In Los Angeles Mr. Bush spoke and ran, with a schedule that called Air Force One to depart only 35 minutes after he concluded his remarks at the Century Plaza Hotel. Rather than remaining overnight in California, Mr. Bush was headed for a weekend at his Crawford, Tex., ranch, where he was to arrive at 1:35 a.m. Central time, extraordinarily late for a president who likes to be in bed by 10 p.m. His wife, he said, would be waiting for him.
"She'll be the lump in the bed next to me, since I get in at 1:30 in the morning," Mr. Bush told the crowd of 800 here in the ballroom of the Marriott Hotel.

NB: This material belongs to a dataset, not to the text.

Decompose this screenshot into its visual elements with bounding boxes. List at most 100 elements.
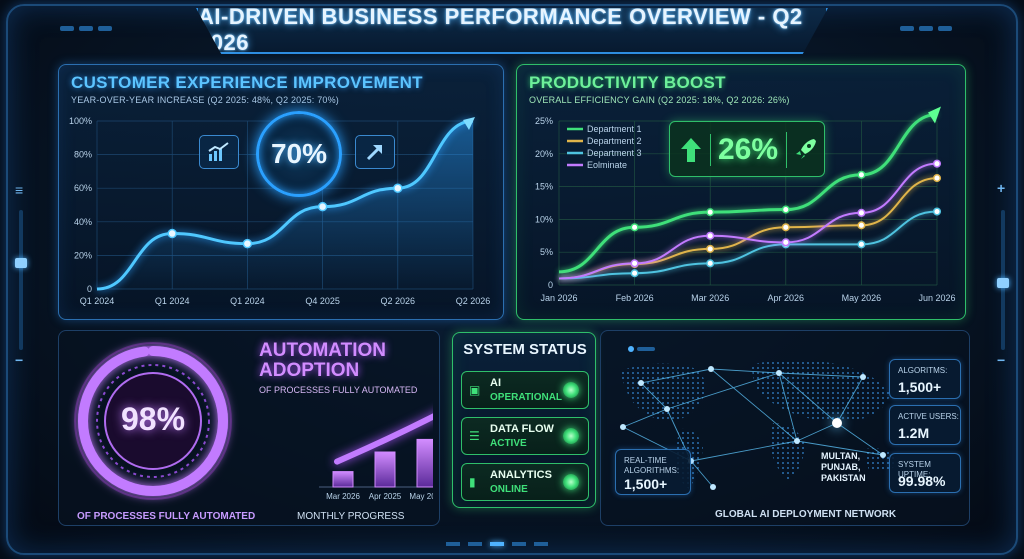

Mr. Bush's 20-minute speeches in California, part of a two-week White House fund-raising spree that is intended to demoralize the considerably less-flush Democrats, were virtually identical to a fund-raising speech he made Monday in Manhattan. The president highlighted what he said were the accomplishments of his administration — the campaign against terrorism, the battles in Iraq and Afghanistan, tax cuts and today's votes in Congress overhauling Medicare — then asserted that he, at least, was not thinking about politics.
"Listen, there's going to be plenty of time for politics," Mr. Bush said to his political contributors in Burlingame, who were dining on chicken salad. "The political season will come in its own time. Right now, I'm focused on the people's business in Washington, D.C."
There were hundreds of anti-Bush demonstrators lined up behind barricades at the entrances to the Marriott in Burlingame and the Century Plaza in Los Angeles, but the crowds in Burlingame, where the roads had been barricaded for hours, did not approach the large sizes that had been predicted by the White House and local authorities. Still, a long cordon of police in riot gear guarded the hotel from protesters who waved signs that said "Bush Lies, Iraqi People and G.I.'s Die!" and "Leave No Millionaire Behind."
Before Mr. Bush arrived, a small crowd of well-dressed political donors massed around the windows near the ballroom, looking out at the protesters with interest.
"They look pretty harmless," said Warren Merrill, the former San Mateo County Republican Party chairman, who recalled San Francisco protesters in the tens of thousands before and during the war in Iraq.
Mr. Bush's political advisers insist that he will seriously contest California, a strong Democratic state, in the 2004 campaign, and that they are not involved in the effort to recall the unpopular Democratic governor, Gray Davis, as the state's $38 billion deficit becomes a political crisis.
Mr. Bush made no mention of the recall or Mr. Davis in his public remarks today, although at the Los Angeles dinner he did recognize Representative Darrell Issa, the conservative Republican from northern San Diego County who is largely financing a petition drive to recall Mr. Davis.
In Burlingame, Gerald L. Parsky, who ran the president's California campaign in 2000, said the White House was staying out of the recall fight.
Mr. Parsky, who was bustling around the hotel this morning, told reporters that there were different points of view within the Bush camp on whether the recall would help or hurt the president's chances in the state in 2004. Mr. Davis, for example, could be replaced by a more popular Democrat.
Nonetheless, Mr. Parsky said, "I certainly can understand why many Californians would be upset with the financial condition in California." He added that the effort to oust Mr. Davis "offers Republicans an opportunity to offer a different approach, and a different point of view."